The Tardiglacial is the climatic period which marked the end of the last glacial, the Weichselian. It coincided with the first signs of a warming climate and deglaciation following the Last Glacial Maximum (around 20,000 years ago), the coldest period of the last glacial. In north-west Europe the Tardiglacial was marked by strong and fast oscillations in climate, between colder and more temperate periods, with average annual variations in temperature between these periods of the order of 5°C. The archaeological remains found at Étiolles date from the Tardiglacial, but due to imprecise dating have not yet been attributed to a specific climate. This is one of the subjects of the research taking place on the site.

Tundra

Russian term designating a type of vegetation characteristic of current circumpolar cold regions, but which in glacial periods covered a large part of the west of Europe.

Upper Magdalenian

The Upper Magdalenian, the last Magdalenian period, developed during the Bölling and the first part of the Alleröd (13,000/11,000), interrupted by a short cold period.

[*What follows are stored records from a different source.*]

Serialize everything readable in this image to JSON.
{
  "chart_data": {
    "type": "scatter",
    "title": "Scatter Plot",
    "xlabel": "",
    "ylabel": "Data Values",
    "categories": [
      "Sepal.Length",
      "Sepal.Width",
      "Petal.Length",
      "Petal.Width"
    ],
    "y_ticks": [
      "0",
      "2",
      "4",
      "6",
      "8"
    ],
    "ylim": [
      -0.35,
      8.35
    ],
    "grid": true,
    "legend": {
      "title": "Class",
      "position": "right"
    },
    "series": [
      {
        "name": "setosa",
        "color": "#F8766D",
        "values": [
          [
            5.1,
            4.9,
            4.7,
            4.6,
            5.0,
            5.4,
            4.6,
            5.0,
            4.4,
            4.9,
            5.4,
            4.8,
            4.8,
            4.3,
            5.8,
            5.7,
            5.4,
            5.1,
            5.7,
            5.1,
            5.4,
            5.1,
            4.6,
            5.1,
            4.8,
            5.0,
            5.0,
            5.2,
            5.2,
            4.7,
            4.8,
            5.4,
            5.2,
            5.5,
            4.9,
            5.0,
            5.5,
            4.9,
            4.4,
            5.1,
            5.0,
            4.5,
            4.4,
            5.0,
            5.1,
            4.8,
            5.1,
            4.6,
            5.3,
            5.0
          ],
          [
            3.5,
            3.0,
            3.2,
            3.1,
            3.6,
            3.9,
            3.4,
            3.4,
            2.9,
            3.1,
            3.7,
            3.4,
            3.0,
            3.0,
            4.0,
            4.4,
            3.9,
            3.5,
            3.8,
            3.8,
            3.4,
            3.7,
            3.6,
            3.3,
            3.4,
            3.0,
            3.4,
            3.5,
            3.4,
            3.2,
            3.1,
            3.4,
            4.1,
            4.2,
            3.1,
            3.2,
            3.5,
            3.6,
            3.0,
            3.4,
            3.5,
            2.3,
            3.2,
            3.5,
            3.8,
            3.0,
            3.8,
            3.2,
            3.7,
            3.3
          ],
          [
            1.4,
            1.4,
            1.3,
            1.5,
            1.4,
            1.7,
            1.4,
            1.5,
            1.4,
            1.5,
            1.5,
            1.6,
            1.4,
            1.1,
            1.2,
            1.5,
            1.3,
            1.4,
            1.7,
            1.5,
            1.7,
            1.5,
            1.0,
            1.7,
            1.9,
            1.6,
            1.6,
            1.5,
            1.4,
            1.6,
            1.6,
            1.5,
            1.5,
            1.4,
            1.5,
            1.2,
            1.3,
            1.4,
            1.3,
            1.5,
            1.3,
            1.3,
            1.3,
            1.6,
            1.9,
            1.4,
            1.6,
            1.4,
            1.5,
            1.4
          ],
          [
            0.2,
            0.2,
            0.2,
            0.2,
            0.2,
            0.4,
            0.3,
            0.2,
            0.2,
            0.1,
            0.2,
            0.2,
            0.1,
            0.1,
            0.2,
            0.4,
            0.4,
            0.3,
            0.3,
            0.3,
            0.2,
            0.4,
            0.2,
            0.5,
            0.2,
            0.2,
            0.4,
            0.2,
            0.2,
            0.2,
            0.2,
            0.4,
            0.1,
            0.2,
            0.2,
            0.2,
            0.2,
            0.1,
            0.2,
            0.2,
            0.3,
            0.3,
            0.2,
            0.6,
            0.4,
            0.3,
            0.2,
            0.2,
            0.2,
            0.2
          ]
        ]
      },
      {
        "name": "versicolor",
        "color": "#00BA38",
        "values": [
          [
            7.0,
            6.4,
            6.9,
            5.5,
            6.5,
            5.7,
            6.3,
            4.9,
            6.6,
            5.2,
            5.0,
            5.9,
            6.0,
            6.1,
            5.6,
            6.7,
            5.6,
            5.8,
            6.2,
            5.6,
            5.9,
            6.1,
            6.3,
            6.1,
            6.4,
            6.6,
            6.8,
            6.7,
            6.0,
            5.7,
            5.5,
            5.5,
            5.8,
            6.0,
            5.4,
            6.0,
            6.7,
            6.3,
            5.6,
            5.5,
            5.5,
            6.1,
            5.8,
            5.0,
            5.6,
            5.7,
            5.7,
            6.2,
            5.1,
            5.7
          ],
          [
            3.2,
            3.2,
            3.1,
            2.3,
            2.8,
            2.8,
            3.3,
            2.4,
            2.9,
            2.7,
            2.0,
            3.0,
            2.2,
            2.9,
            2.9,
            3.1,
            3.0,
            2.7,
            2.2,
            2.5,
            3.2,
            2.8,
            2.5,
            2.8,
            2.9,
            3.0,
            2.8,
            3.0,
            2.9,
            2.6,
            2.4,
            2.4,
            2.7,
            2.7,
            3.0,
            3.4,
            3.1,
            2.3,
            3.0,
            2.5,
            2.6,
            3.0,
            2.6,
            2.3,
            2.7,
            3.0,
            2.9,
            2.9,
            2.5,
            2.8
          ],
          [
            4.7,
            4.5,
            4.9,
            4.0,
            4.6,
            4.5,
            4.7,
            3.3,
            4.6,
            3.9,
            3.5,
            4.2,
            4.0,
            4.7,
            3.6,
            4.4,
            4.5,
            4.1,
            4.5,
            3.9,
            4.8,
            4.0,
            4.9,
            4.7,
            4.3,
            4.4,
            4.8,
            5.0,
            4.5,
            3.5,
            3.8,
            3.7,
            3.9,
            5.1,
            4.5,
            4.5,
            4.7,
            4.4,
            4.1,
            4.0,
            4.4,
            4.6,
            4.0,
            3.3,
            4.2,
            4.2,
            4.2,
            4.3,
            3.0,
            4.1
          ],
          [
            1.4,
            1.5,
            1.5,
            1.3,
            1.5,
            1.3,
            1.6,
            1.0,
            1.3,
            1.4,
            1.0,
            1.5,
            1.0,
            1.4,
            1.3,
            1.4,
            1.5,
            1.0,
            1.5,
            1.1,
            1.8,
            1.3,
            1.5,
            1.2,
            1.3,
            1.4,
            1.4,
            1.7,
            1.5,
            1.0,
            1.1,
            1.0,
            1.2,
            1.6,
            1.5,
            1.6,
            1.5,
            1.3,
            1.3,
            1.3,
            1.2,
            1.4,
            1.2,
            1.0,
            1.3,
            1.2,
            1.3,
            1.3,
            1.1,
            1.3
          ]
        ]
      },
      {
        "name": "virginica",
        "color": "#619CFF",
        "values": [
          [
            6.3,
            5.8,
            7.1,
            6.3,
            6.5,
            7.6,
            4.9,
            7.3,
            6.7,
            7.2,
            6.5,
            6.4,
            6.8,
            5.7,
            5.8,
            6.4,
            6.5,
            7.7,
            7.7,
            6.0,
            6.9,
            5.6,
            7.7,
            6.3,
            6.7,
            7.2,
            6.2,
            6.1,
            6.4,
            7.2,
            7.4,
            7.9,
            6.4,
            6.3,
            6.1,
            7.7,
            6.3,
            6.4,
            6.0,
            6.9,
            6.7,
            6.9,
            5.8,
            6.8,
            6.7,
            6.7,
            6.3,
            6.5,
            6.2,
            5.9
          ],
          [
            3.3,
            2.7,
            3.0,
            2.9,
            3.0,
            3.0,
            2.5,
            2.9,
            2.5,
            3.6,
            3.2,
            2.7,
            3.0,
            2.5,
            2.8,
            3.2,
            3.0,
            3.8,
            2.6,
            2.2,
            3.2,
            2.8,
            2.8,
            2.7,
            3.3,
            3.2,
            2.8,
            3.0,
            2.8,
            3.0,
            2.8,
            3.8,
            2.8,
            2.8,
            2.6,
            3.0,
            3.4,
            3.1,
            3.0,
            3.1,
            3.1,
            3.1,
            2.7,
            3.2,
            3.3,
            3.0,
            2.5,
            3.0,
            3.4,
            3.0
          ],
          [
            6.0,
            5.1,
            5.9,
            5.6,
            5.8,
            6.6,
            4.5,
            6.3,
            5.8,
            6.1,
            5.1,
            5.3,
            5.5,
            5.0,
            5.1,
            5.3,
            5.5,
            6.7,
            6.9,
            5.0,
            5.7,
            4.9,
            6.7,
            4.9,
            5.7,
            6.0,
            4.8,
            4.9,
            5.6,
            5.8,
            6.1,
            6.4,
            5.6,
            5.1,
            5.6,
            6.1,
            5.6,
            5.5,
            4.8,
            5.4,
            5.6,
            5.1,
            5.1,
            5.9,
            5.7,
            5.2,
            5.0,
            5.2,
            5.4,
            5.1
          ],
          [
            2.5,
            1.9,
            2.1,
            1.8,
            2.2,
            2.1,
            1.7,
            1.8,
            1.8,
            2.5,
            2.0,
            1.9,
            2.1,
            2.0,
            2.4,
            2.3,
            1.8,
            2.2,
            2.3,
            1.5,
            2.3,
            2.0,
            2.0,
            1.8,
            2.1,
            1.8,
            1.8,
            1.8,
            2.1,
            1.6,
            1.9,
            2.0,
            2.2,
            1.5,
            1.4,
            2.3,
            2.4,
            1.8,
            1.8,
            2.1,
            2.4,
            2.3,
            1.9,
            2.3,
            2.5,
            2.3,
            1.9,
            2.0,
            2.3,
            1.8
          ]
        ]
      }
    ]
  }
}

In France and Spain, this period succeeds stratigraphically the Middle Magdalenian period and is characterised by the use of flint weapons and special tools or hard animal materials, such as parrot beak burins, short scrapers, Laugerie-Basse points, harpoons and the like. Lithic tools become increasingly small with an abundance of blades, short flakes and microliths towards the end of the Magdalenian period. The diversification of flint armatures attests to a transformation in hunting methods and an adaptation to new game emerging as a result of climate and palaeoenvironmental changes at the end of the Late Glacial. The systems of artistic representation reveal cultural continuity with the Middle Magdalenian and symbolic innovations such as schematic female figurines and the widespread use of highly structured geometric and abstract motifs on objects made from hard animal materials.